BTW, in the nineties, I had a friend who was a doctoral student at Syracuse. The years are wrong for that to have been your father. If your father was getting his doctorate in computer science, he may have been one of the pioneers at Syracuse on Bitnet. Perhaps I should be talking old time with your father? If he was getting his doctorate in something else other than education or psychology, I probably didn't know him if he stayed on at Syracuse after getting his paper. In any event, Syracuse fixes in my mind as the great center for research in autism.

You really should read "The Fun They Had" to understand the difference between the PLATO system and the "online education" that I was predicting in the mid-nineties.
I've recently read The Fun They Had to my students, you should have invented Blackboard or Moodle and you could have been a millionaire.
Nancy,

I wish I had invented Blackboard or Moodle. I still don't know what Moddle is --- I hear the word flashed around on here a lot. Blackboard is nice. I used that when I took online classes with Cal State to get my online teaching and learning certificate a few years back.

In any event, instead, I've "invented" a website that provides resources for teachers. Much of what I have is still focused on printables, and the popularity of those pages indicates that there is still a great need for teachers to print what they can use. I've done a few flash videos and games/quizzes, and they are also popular. But, I'm not a programmer so I can't make or even update the really good stuff that is needed especially for elementary classes. I'm pretty much homebound, and rural, so finding a business for Brenda won't be easy.

You are right that it is my past experiences that picture Indigo with the face of a particularly obnoxious techie who caused me all sorts of problems. I have seen some truly awful examples of admins, along with a few good ones.
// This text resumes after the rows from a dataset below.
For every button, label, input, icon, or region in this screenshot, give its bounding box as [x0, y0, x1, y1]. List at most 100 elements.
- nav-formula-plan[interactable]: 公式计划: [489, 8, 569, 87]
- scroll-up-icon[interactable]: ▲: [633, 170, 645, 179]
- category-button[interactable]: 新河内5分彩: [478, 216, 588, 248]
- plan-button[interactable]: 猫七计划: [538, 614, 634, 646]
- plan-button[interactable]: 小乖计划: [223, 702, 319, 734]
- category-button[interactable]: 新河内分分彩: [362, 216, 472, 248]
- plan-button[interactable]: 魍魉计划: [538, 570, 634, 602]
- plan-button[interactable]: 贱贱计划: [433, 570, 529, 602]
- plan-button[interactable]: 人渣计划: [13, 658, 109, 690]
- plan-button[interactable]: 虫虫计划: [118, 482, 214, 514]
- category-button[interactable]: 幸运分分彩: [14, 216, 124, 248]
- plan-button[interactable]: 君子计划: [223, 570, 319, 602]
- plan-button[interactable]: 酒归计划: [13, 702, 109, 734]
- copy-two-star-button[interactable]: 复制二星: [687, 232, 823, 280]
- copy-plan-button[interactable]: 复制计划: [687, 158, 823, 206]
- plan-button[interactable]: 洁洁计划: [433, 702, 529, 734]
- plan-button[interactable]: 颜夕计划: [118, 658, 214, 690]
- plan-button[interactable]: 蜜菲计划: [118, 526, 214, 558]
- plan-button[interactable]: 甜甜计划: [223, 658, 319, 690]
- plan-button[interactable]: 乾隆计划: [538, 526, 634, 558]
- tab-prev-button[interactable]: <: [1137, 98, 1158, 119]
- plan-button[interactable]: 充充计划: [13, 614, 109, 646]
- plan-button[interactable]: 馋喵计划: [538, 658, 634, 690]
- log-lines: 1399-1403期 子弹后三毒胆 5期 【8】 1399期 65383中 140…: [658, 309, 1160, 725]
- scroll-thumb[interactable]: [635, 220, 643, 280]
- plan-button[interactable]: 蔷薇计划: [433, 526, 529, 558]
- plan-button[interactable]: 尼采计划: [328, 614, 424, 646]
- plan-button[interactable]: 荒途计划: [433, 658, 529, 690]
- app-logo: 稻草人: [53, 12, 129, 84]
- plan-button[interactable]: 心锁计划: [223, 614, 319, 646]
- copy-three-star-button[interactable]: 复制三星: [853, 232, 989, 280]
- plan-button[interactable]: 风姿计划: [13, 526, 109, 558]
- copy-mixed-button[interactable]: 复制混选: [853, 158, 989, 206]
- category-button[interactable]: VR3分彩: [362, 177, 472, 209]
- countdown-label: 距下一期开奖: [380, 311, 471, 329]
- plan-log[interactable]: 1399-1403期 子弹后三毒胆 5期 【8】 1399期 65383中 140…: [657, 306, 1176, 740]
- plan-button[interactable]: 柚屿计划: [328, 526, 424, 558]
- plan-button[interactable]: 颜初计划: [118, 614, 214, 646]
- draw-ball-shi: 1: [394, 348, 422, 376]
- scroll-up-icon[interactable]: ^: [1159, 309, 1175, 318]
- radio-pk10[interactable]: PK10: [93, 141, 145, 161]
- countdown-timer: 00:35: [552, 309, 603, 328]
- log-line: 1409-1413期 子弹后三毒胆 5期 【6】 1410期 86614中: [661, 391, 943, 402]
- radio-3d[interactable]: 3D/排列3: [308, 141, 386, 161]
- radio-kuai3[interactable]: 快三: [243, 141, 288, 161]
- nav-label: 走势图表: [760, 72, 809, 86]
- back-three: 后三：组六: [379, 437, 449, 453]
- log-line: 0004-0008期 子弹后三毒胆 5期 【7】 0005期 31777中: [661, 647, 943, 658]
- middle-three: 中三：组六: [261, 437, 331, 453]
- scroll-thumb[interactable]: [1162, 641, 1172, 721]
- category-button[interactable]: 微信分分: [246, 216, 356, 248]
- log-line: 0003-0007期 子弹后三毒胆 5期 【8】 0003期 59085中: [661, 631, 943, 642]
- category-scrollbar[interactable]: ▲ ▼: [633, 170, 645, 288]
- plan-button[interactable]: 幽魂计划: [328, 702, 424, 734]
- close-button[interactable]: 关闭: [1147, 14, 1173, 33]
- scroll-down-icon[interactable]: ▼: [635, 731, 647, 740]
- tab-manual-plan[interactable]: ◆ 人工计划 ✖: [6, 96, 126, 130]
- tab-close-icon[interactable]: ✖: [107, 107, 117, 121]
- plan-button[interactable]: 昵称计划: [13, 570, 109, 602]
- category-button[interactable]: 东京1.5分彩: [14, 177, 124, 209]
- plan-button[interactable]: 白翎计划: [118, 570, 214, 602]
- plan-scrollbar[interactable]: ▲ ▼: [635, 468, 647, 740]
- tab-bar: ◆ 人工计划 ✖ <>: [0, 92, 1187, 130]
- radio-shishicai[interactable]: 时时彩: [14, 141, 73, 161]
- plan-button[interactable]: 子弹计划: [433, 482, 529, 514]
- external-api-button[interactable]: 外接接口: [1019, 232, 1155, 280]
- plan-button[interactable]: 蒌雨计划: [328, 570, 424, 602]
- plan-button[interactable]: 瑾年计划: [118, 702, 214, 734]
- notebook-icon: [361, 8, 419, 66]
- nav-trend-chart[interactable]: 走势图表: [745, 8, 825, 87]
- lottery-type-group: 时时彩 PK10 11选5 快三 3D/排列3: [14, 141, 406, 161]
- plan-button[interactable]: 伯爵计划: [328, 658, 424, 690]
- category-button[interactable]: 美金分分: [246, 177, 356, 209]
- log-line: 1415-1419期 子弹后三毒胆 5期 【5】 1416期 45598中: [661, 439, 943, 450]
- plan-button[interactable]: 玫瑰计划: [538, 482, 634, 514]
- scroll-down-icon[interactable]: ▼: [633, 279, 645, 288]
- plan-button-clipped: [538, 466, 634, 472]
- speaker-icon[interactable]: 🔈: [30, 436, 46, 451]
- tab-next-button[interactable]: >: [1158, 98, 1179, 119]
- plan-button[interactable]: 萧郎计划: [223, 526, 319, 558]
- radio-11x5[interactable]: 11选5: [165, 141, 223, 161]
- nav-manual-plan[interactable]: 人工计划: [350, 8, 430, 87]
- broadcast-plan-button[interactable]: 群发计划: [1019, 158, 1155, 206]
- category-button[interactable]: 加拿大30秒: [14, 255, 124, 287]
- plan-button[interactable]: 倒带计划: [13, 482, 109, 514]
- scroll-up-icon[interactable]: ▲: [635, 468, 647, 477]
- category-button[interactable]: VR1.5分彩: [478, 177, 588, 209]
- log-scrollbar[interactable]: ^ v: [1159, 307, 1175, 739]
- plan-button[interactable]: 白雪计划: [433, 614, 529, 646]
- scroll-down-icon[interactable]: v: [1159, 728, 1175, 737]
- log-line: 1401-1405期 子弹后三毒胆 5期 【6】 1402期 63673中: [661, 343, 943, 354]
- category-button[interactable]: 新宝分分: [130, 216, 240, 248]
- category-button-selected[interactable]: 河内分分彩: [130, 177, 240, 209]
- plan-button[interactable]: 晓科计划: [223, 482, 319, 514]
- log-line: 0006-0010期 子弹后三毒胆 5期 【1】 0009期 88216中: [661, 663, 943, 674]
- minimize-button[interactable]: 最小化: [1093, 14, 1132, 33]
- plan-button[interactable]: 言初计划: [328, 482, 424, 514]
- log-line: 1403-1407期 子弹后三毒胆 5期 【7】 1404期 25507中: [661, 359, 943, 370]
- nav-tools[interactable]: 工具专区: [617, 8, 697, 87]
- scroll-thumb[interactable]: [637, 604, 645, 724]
But, when someone starts out dictating what teachers should have to make do with, I come out swinging.

BTW, if you know of Internet sites that can provide similar to the Sims games, please let me know. Then I will get off the Sims kick. I've got a webquest that I made a few years ago that I updated and want to extend across the grades. I'll put up other discussions for those quesitons.
Hi Anne, Just wanted to let you know that Blackboard and Moodle are similar. They both allow teachers to set up a "course" and students can interact with the material in that "course." Blackboard costs and Moodle is free. It seems to me that more colleges use Blackboard while more K-12 schools use Moodle, although I have no stats to back this up. It's just my impression of what the schools in our area use. You can find out more about Moodle at moodle.org.
Thanks, Julie,

I'll look up the information, and if appropriate, hang it on my website for teachers. I know Blackboard is costly.